Изменить размер шрифта - +
«Принесла же её нелёгкая…» А какой простой выглядела охота на Горьковского душителя изначально! Пять выстрелов — и дело в шляпе. Не нужно было бы светиться перед советской милицией. Не пришлось бы придумывать историю своего появления здесь, около пустыря, для Альбины Нежиной. Всего пять выстрелов! И поехал бы в общежитие есть бутерброды и пить горячий чай. Я вздохнул. При свете горящей спички пересчитал свою добычу.

— Триста семьдесят пять рублей, — произнёс я. — Неплохо! Очень даже неплохо! За маньяка всесоюзного масштаба платят лучше, чем за простого Зареченского каннибала.

Посмотрел на Белезова, помахал купюрами.

— Деньги оставлю себе, — сказал я. — Тебе они больше не понадобятся. А вот мне ещё одежду на зиму нужно купить. С паршивой овцы хоть шерсти клок. Кстати… об одежде…

Подошёл к мужчине, взглянул на его обувь.

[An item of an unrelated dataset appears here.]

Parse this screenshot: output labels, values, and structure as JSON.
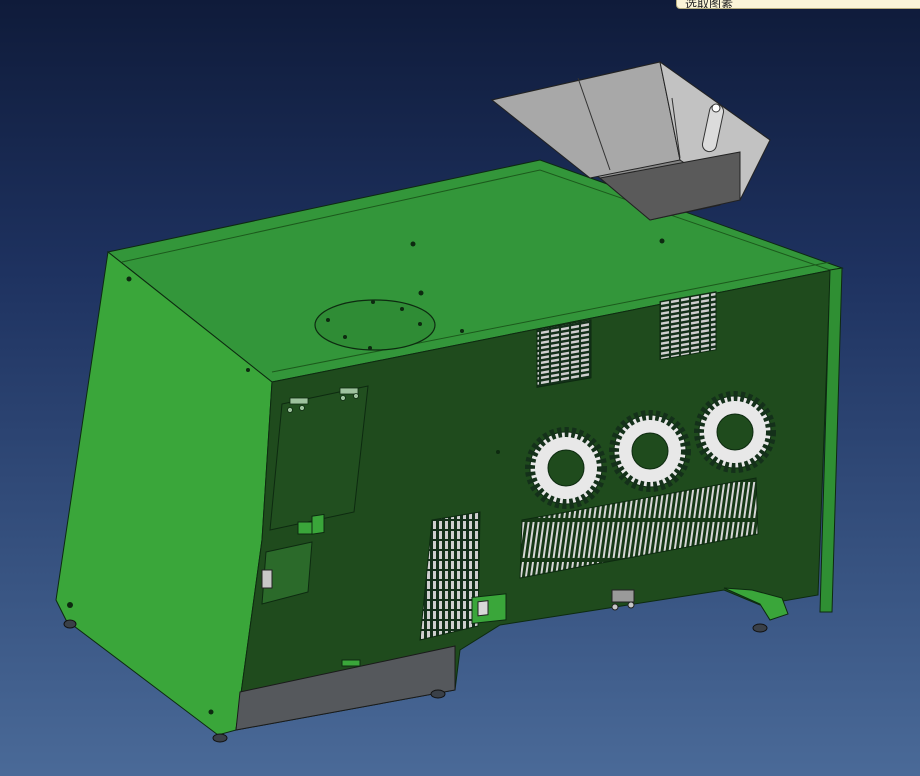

— А вот с кроссовками — облом, — сам себе пожаловался я. — Жаль. Пашке, может, и подойдут. А мне великоваты будут — точно. Всё же сегодня у меня не день, а сплошное разочарование!

 

Глава 23

 

«… Когда Альбина побежала вызывать милицию, я увидел дыру в заборе. Заглянул, туда с целью помочиться. Потому что от волнения меня всегда тянет сходить в туалет. По большому я в этот раз не захотел, а только по маленькому. За забором я нашёл верёвку. Длинную и почти чистую — наверное, её бросили там совсем недавно. Обрадовался находке. Вернулся к мужчине, напавшему на нас с Нежиной, связал ему ноги. Потому что не хотел, чтобы он убежал. А потом его ноги привязал к рукам — на всякий случай. Пока дожидался возвращения Альбины — решил попросить у мужика закурить. Но так как тот не мог мне ответить, сам хотел достать у него из бокового кармана пачку папирос и спички…»

— Вы курите, Александр Иванович? — спросил у меня милиционер.

Поднял на меня глаза. «Лукавый» — это определение так и напрашивалось, чтобы описать его взгляд.

Лист бумаги задрожал в руке милиционера.

— Иногда, — ответил я. — Когда волнуюсь.

Скрипнул стулом — придвинулся чуть ближе к столу, чиркнув ножками по полу. Настольная лампа, словно случайно стояла так, чтобы освещать не только лежавшие перед милиционером листы бумаги, но и моё лицо. Приходилось жмурить глаза.

— Ясно.

Капитан милиции, похожий на Виталия Мефодьевича Соломина в роли доктора Ватсона, придвинул ко мне открытую пачку «Примы» и грязную пепельницу.

Я заметил на его пальцах пятна синих чернил.

— Угощайтесь, Александр Иванович, — сказал милиционер.

— Спасибо, — сказал я. — Но пока не хочу. Уже успокоился. Мёрзну только.

Поправил ворот свитера.

— Ну как знаете.

Милиционер вновь взглянул на исписанную моим почерком бумагу.

«… Взять папиросы я не успел, — прочёл он. — Потому что мужчина открыл глаза и стал ругаться. Слова, какими он на меня кричал, повторять не буду. Скажу только, что они были грубыми и непристойными. В ответ я заявил мужчине, что он негодяй и фашист. И что он не должен был нападать на женщину. Потому что это плохой поступок, недостойный советского человека. Мужчина засмеялся и продолжил обзываться. Требовал, чтобы я немедленно освободил его. А если не сделаю этого, обещал пожаловаться на меня в милицию. Я ответил ему, что милиция скоро приедет, и что он сможет жаловаться на меня, сколько захочет. Мужчине мои слова сильно не понравились. Он стал мне угрожать…»

Капитан прервал чтение — сделал глоток воды из гранённого стакана. И вновь, будто невзначай, взглянул на меня.